Милиционеры приподняли худенькое тельце за подмышки и затолкнули нового пленника в горячий салон «Газели». И тут же на ближайшем к открытой дверце сиденье молча развернули газеты, чтобы продемонстрировать свою находку.
– В ранце тащил… – сообщил веснушчатый старший сержант с лицом гоблина. От вида такого конвоира мальчик мог и сознание потерять. Тогда пришлось бы его на руках до «Газели» тащить. – Как раз вовремя подоспели, он в мусорный контейнер оружие выкинуть собрался…
Подполковник Буслаев газеткой, чтобы не оставлять своих отпечатков пальцев и не путать в дальнейшем экспертов, взял ствол и понюхал.
– Свежачок… Полюбуйтесь…
И сунул ствол под нос сначала старшему лейтенанту, потом и подполковнику Капустину. Те тоже понюхали. Запах сгоревшего пороха щекотал ноздри. Дело было сделано, винтовка найдена, и не было сомнений, что из этой винтовки недавно стреляли.
– Откуда у тебя оружие? – спросил Капустин мальчика строго, но не грозно, чтобы не запугать сразу, ибо мальчишка и без того запуган даже одним видом гоблина-милиционера.
Но тот отвечать не пожелал и даже глаза закрыл, чтобы не так сильно бояться.
– Ладно не бойся… Кто у тебя дома есть? Папа дома? – спросил Капустин.
– Мама дома… – мальчик открыл глаза.
– А отец где?
– На работе…
– Пусть так, пойдем к маме… – Капустин крепко взял мальчишку за руку. – Тебя как зовут?
– Руслан…
– Пойдем, Руслан… И не дрожи так…
Старший лейтенант вместе с подполковником Буслаевым двинулись следом. Подъездная дверь с кодовым замком была распахнута, и под саму дверь заботливо подложен кирпич. Лифт, как они уже знали, не работал, а потому пришлось подниматься по лестнице долго. Но у всех, кроме мальчика, дыхания хватило. Мальчик же раскраснелся то ли от подъема, то ли от волнения, впрочем, это мало кого интересовало. Капустин позвонил в дверь. Сразу же послышались приближающиеся шаги.
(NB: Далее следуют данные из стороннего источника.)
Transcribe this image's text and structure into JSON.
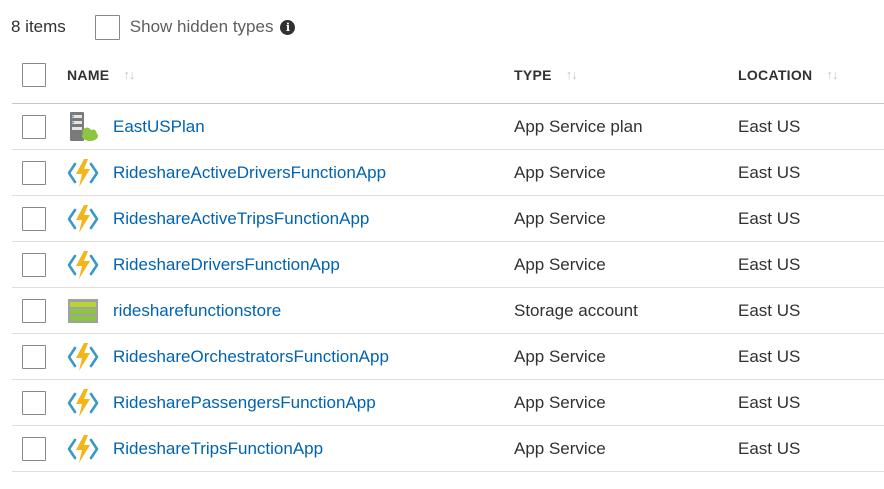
{
  "toolbar": {
    "count": "8 items",
    "show_hidden_label": "Show hidden types"
  },
  "columns": {
    "name": "NAME",
    "type": "TYPE",
    "location": "LOCATION"
  },
  "rows": [
    {
      "name": "EastUSPlan",
      "type": "App Service plan",
      "location": "East US",
      "icon": "app-service-plan-icon"
    },
    {
      "name": "RideshareActiveDriversFunctionApp",
      "type": "App Service",
      "location": "East US",
      "icon": "function-app-icon"
    },
    {
      "name": "RideshareActiveTripsFunctionApp",
      "type": "App Service",
      "location": "East US",
      "icon": "function-app-icon"
    },
    {
      "name": "RideshareDriversFunctionApp",
      "type": "App Service",
      "location": "East US",
      "icon": "function-app-icon"
    },
    {
      "name": "ridesharefunctionstore",
      "type": "Storage account",
      "location": "East US",
      "icon": "storage-account-icon"
    },
    {
      "name": "RideshareOrchestratorsFunctionApp",
      "type": "App Service",
      "location": "East US",
      "icon": "function-app-icon"
    },
    {
      "name": "RidesharePassengersFunctionApp",
      "type": "App Service",
      "location": "East US",
      "icon": "function-app-icon"
    },
    {
      "name": "RideshareTripsFunctionApp",
      "type": "App Service",
      "location": "East US",
      "icon": "function-app-icon"
    }
  ],
  "colors": {
    "link": "#0063b1",
    "function_bolt": "#f2b51a",
    "function_brackets": "#3999c6",
    "storage_green": "#8cc53f"
  }
}
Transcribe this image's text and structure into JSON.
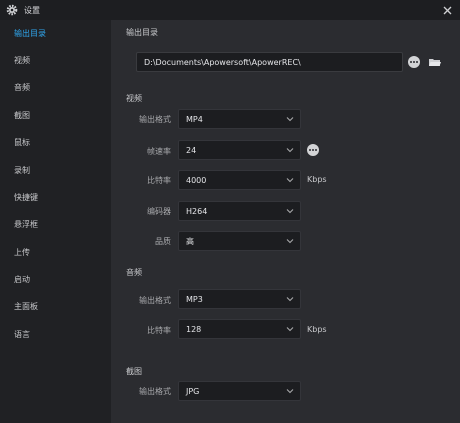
{
  "window": {
    "title": "设置"
  },
  "sidebar": {
    "items": [
      {
        "label": "输出目录",
        "active": true
      },
      {
        "label": "视频"
      },
      {
        "label": "音频"
      },
      {
        "label": "截图"
      },
      {
        "label": "鼠标"
      },
      {
        "label": "录制"
      },
      {
        "label": "快捷键"
      },
      {
        "label": "悬浮框"
      },
      {
        "label": "上传"
      },
      {
        "label": "启动"
      },
      {
        "label": "主面板"
      },
      {
        "label": "语言"
      }
    ]
  },
  "output": {
    "title": "输出目录",
    "path": "D:\\Documents\\Apowersoft\\ApowerREC\\"
  },
  "video": {
    "title": "视频",
    "format": {
      "label": "输出格式",
      "value": "MP4"
    },
    "framerate": {
      "label": "帧速率",
      "value": "24"
    },
    "bitrate": {
      "label": "比特率",
      "value": "4000",
      "unit": "Kbps"
    },
    "encoder": {
      "label": "编码器",
      "value": "H264"
    },
    "quality": {
      "label": "品质",
      "value": "高"
    }
  },
  "audio": {
    "title": "音频",
    "format": {
      "label": "输出格式",
      "value": "MP3"
    },
    "bitrate": {
      "label": "比特率",
      "value": "128",
      "unit": "Kbps"
    }
  },
  "screenshot": {
    "title": "截图",
    "format": {
      "label": "输出格式",
      "value": "JPG"
    }
  },
  "colors": {
    "accent": "#2fa8f0",
    "sidebar_bg": "#202124",
    "panel_bg": "#2b2c30",
    "field_bg": "#1c1d20"
  }
}
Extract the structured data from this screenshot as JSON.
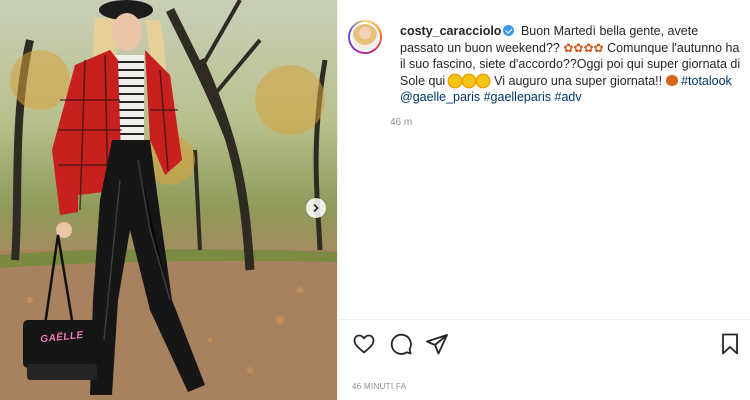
{
  "post": {
    "username": "costy_caracciolo",
    "caption_1": "Buon Martedì bella gente, avete passato un buon weekend??",
    "caption_2": "Comunque l'autunno ha il suo fascino, siete d'accordo??Oggi poi qui super giornata di Sole qui",
    "caption_3": "Vi auguro una super giornata!!",
    "hashtag_totallook": "#totalook",
    "mention": "@gaelle_paris",
    "hashtag_gaelleparis": "#gaelleparis",
    "hashtag_adv": "#adv",
    "comment_time": "46 m",
    "post_time": "46 MINUTI FA"
  },
  "bag": {
    "brand_text": "GAËLLE"
  },
  "icons": {
    "verified": "verified-badge-icon",
    "leaf": "maple-leaf-emoji",
    "sun": "sun-emoji",
    "chestnut": "chestnut-emoji",
    "like": "heart-icon",
    "comment": "comment-icon",
    "share": "paper-plane-icon",
    "save": "bookmark-icon",
    "next": "chevron-right-icon"
  },
  "colors": {
    "link": "#00376b",
    "verified": "#3897f0",
    "muted": "#8e8e8e",
    "text": "#262626"
  }
}
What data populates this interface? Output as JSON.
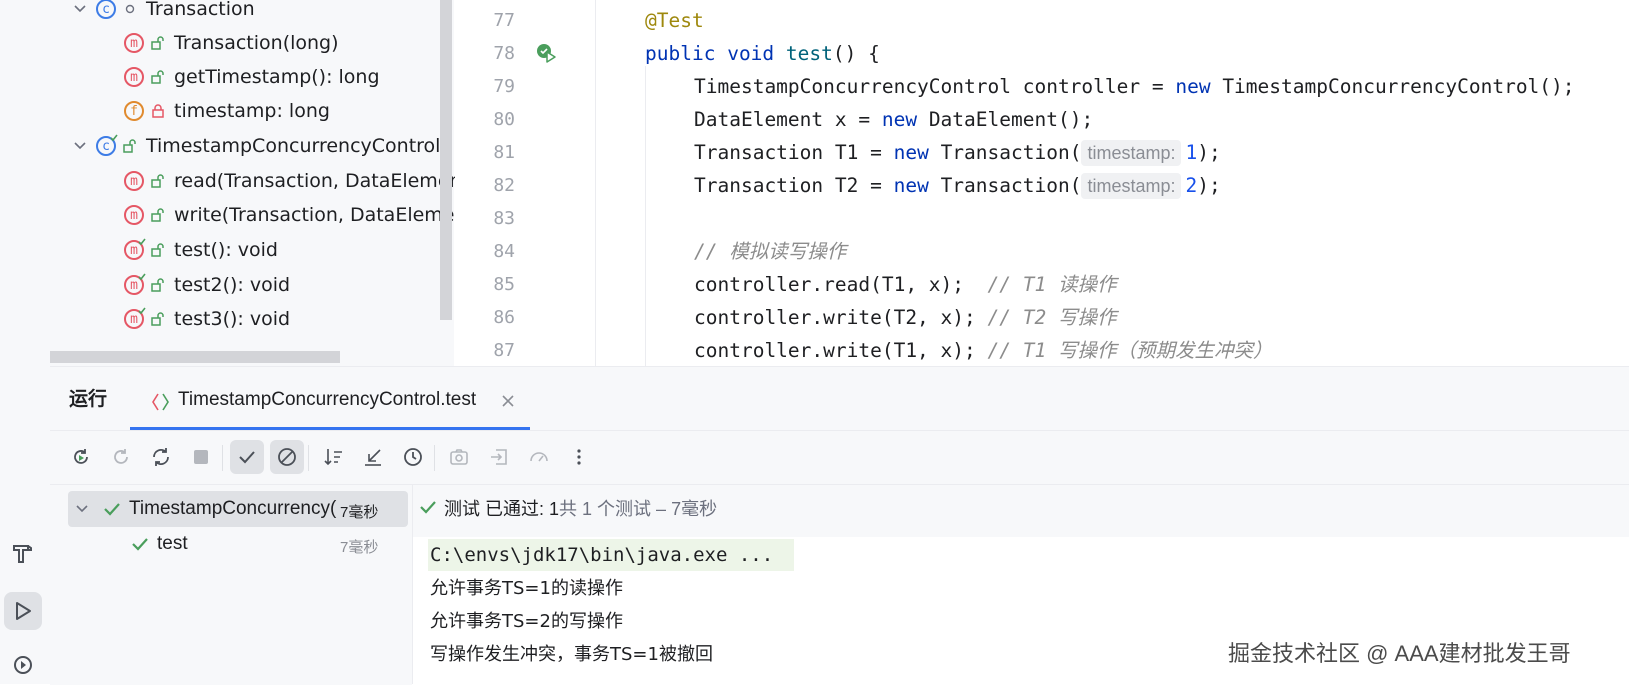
{
  "structure": {
    "items": [
      {
        "label": "Transaction",
        "kind": "class"
      },
      {
        "label": "Transaction(long)",
        "kind": "method"
      },
      {
        "label": "getTimestamp(): long",
        "kind": "method"
      },
      {
        "label": "timestamp: long",
        "kind": "field"
      },
      {
        "label": "TimestampConcurrencyControl",
        "kind": "class"
      },
      {
        "label": "read(Transaction, DataElement)",
        "kind": "method"
      },
      {
        "label": "write(Transaction, DataElement)",
        "kind": "method"
      },
      {
        "label": "test(): void",
        "kind": "test-method"
      },
      {
        "label": "test2(): void",
        "kind": "test-method"
      },
      {
        "label": "test3(): void",
        "kind": "test-method"
      }
    ]
  },
  "editor": {
    "line_numbers": [
      "77",
      "78",
      "79",
      "80",
      "81",
      "82",
      "83",
      "84",
      "85",
      "86",
      "87"
    ],
    "lines": {
      "l77": "@Test",
      "l78_kw1": "public",
      "l78_kw2": "void",
      "l78_fn": "test",
      "l78_rest": "() {",
      "l79_a": "TimestampConcurrencyControl controller = ",
      "l79_kw": "new",
      "l79_b": " TimestampConcurrencyControl();",
      "l80_a": "DataElement x = ",
      "l80_kw": "new",
      "l80_b": " DataElement();",
      "l81_a": "Transaction T1 = ",
      "l81_kw": "new",
      "l81_b": " Transaction(",
      "l81_hint": "timestamp:",
      "l81_num": "1",
      "l81_c": ");",
      "l82_a": "Transaction T2 = ",
      "l82_kw": "new",
      "l82_b": " Transaction(",
      "l82_hint": "timestamp:",
      "l82_num": "2",
      "l82_c": ");",
      "l84_cmt": "// 模拟读写操作",
      "l85_a": "controller.read(T1, x);  ",
      "l85_cmt": "// T1 读操作",
      "l86_a": "controller.write(T2, x); ",
      "l86_cmt": "// T2 写操作",
      "l87_a": "controller.write(T1, x); ",
      "l87_cmt": "// T1 写操作（预期发生冲突）"
    }
  },
  "run": {
    "title": "运行",
    "tab_label": "TimestampConcurrencyControl.test",
    "status_label": "测试 已通过:",
    "status_count": "1",
    "status_total": "共 1 个测试 – 7毫秒",
    "tree": [
      {
        "label": "TimestampConcurrency(",
        "time": "7毫秒"
      },
      {
        "label": "test",
        "time": "7毫秒"
      }
    ],
    "console": [
      "C:\\envs\\jdk17\\bin\\java.exe ...",
      "允许事务TS=1的读操作",
      "允许事务TS=2的写操作",
      "写操作发生冲突，事务TS=1被撤回"
    ]
  },
  "watermark": "掘金技术社区 @ AAA建材批发王哥",
  "colors": {
    "accent": "#3574f0",
    "success": "#4a9e5c",
    "keyword": "#0033b3",
    "annotation": "#9e880d",
    "method_icon": "#e55765",
    "class_icon": "#3d7ce6"
  }
}
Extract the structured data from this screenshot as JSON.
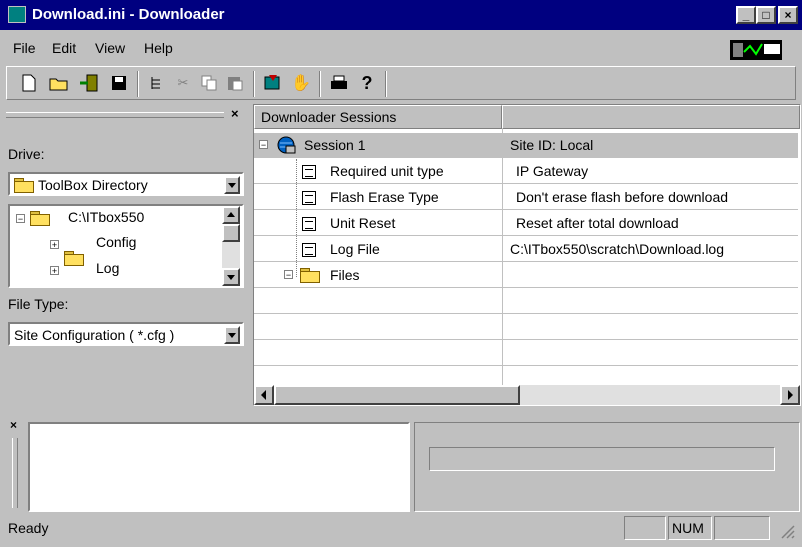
{
  "window": {
    "title": "Download.ini - Downloader",
    "minimize": "_",
    "maximize": "□",
    "close": "×"
  },
  "menu": {
    "file": "File",
    "edit": "Edit",
    "view": "View",
    "help": "Help"
  },
  "toolbar": {
    "icons": [
      "new-icon",
      "open-icon",
      "exit-icon",
      "save-icon",
      "tree-icon",
      "cut-icon",
      "copy-icon",
      "paste-icon",
      "download-icon",
      "stop-icon",
      "print-icon",
      "help-icon"
    ]
  },
  "left": {
    "close_glyph": "×",
    "drive_label": "Drive:",
    "drive_value": "ToolBox Directory",
    "tree": {
      "root": "C:\\ITbox550",
      "items": [
        "Config",
        "Log"
      ]
    },
    "file_type_label": "File Type:",
    "file_type_value": "Site Configuration ( *.cfg )"
  },
  "grid": {
    "header": "Downloader Sessions",
    "session": {
      "name": "Session 1",
      "site": "Site ID:  Local"
    },
    "rows": [
      {
        "key": "Required unit type",
        "value": "IP Gateway"
      },
      {
        "key": "Flash Erase Type",
        "value": "Don't erase flash before download"
      },
      {
        "key": "Unit Reset",
        "value": "Reset after total download"
      },
      {
        "key": "Log File",
        "value": "C:\\ITbox550\\scratch\\Download.log"
      }
    ],
    "files": "Files"
  },
  "bottom": {
    "close_glyph": "×"
  },
  "status": {
    "text": "Ready",
    "num": "NUM"
  },
  "colors": {
    "titlebar": "#000080",
    "selection": "#c0c0c0"
  }
}
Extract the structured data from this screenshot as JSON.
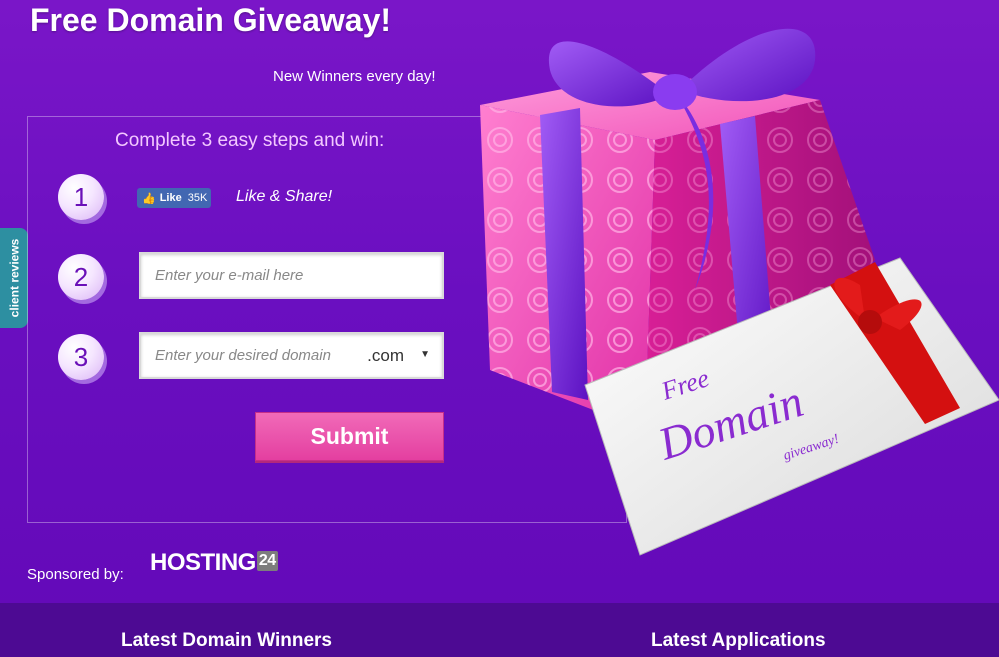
{
  "header": {
    "title": "Free Domain Giveaway!",
    "subtitle": "New Winners every day!"
  },
  "side_tab": {
    "label": "client reviews"
  },
  "steps": {
    "heading": "Complete 3 easy steps and win:",
    "items": [
      {
        "number": "1",
        "fb_like_label": "Like",
        "fb_like_count": "35K",
        "text": "Like & Share!"
      },
      {
        "number": "2",
        "placeholder": "Enter your e-mail here"
      },
      {
        "number": "3",
        "placeholder": "Enter your desired domain",
        "tld_selected": ".com"
      }
    ],
    "submit_label": "Submit"
  },
  "sponsor": {
    "label": "Sponsored by:",
    "logo_text": "HOSTING",
    "logo_badge": "24"
  },
  "illustration": {
    "envelope_line1": "Free",
    "envelope_line2": "Domain",
    "envelope_line3": "giveaway!"
  },
  "footer": {
    "left_heading": "Latest Domain Winners",
    "right_heading": "Latest Applications"
  },
  "colors": {
    "background": "#6a0fc0",
    "accent_pink": "#e43fa0",
    "tab_teal": "#2d8fa1",
    "facebook_blue": "#4267b2"
  }
}
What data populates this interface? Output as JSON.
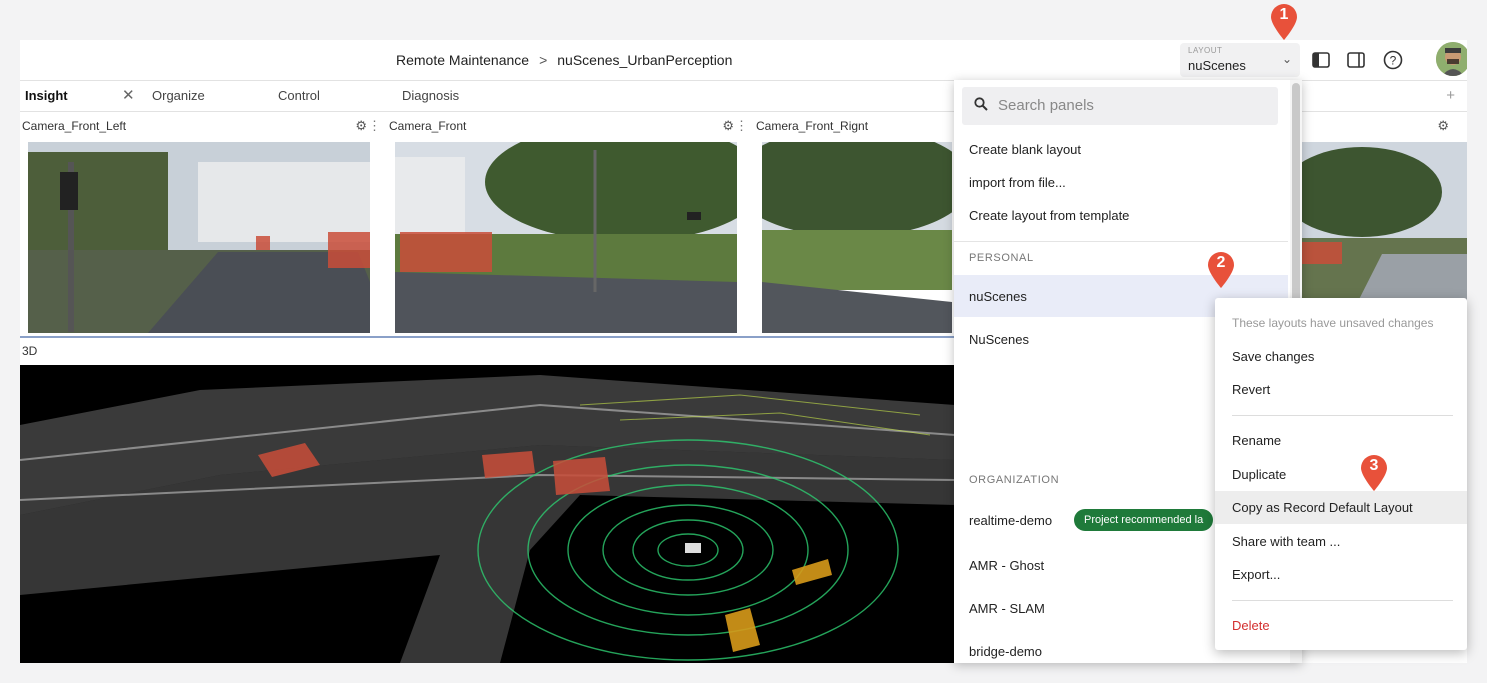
{
  "breadcrumb": {
    "project": "Remote Maintenance",
    "separator": ">",
    "recording": "nuScenes_UrbanPerception"
  },
  "layout": {
    "label": "LAYOUT",
    "value": "nuScenes"
  },
  "toolbar_icons": [
    "left-sidebar-icon",
    "right-sidebar-icon",
    "help-icon",
    "user-avatar"
  ],
  "tabs": [
    {
      "label": "Insight",
      "active": true
    },
    {
      "label": "Organize"
    },
    {
      "label": "Control"
    },
    {
      "label": "Diagnosis"
    }
  ],
  "panels": {
    "cam_left": "Camera_Front_Left",
    "cam_front": "Camera_Front",
    "cam_right": "Camera_Front_Rignt",
    "view3d": "3D"
  },
  "dropdown": {
    "search_placeholder": "Search panels",
    "actions": [
      "Create blank layout",
      "import from file...",
      "Create layout from template"
    ],
    "personal_header": "PERSONAL",
    "personal": [
      "nuScenes",
      "NuScenes"
    ],
    "organization_header": "ORGANIZATION",
    "organization": [
      "realtime-demo",
      "AMR - Ghost",
      "AMR - SLAM",
      "bridge-demo"
    ],
    "badge": "Project recommended la"
  },
  "context_menu": {
    "note": "These layouts have unsaved changes",
    "items": [
      "Save changes",
      "Revert",
      "Rename",
      "Duplicate",
      "Copy as Record Default Layout",
      "Share with team ...",
      "Export...",
      "Delete"
    ]
  },
  "steps": [
    "1",
    "2",
    "3"
  ],
  "colors": {
    "accent": "#e8513a",
    "badge": "#1f7a3a",
    "danger": "#d32f2f",
    "highlight": "#e9ecf8"
  }
}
– Руслан, ты? – спросил женский голос.
Капустин толкнул мальчика в плечо.
– Я… – отозвался Руслан.
Дверь открылась, растерявшаяся женщина в грязном халате, увидев, что Руслан пришел не один, испуганно отступила в темноту коридора. Старший лейтенант на всякий случай подставил под косяк ногу.
– Разрешите… – не спрашивая разрешения, а скорее предупреждая, сказал подполковник Капустин и шагнул за порог вместе с Русланом. Мальчик сразу вырвал руку и прижался к матери.
– Кто еще есть в квартире? – Осторожность проявил только подполковник Буслаев.
– Никого… Что случилось?..
Женщина знала, что случилось, но все же спросила. Пыталась оттянуть время, чтобы выработать линию поведения. Но времени на раздумья ей не дали. Оба опера были людьми опытными и «горячие» допросы вести умели.
– Давайте пройдем в квартиру, чтобы не информировать соседей о сущности нашей беседы… – предложил Игорь Евгеньевич. – Беседа нам предстоит серьезная…
– Да-да… – Женщина шагнула в комнату, не выпуская из-под руки сына, Капустин пошел за ней, за ним последовал Буслаев, последним переступил порог квартиры старший лейтенант. Перед тем как закрыть дверь, он не забыл посмотреть и на лестницу, и на другие двери лестничной площадки. Однако ничего подозрительного не заметил.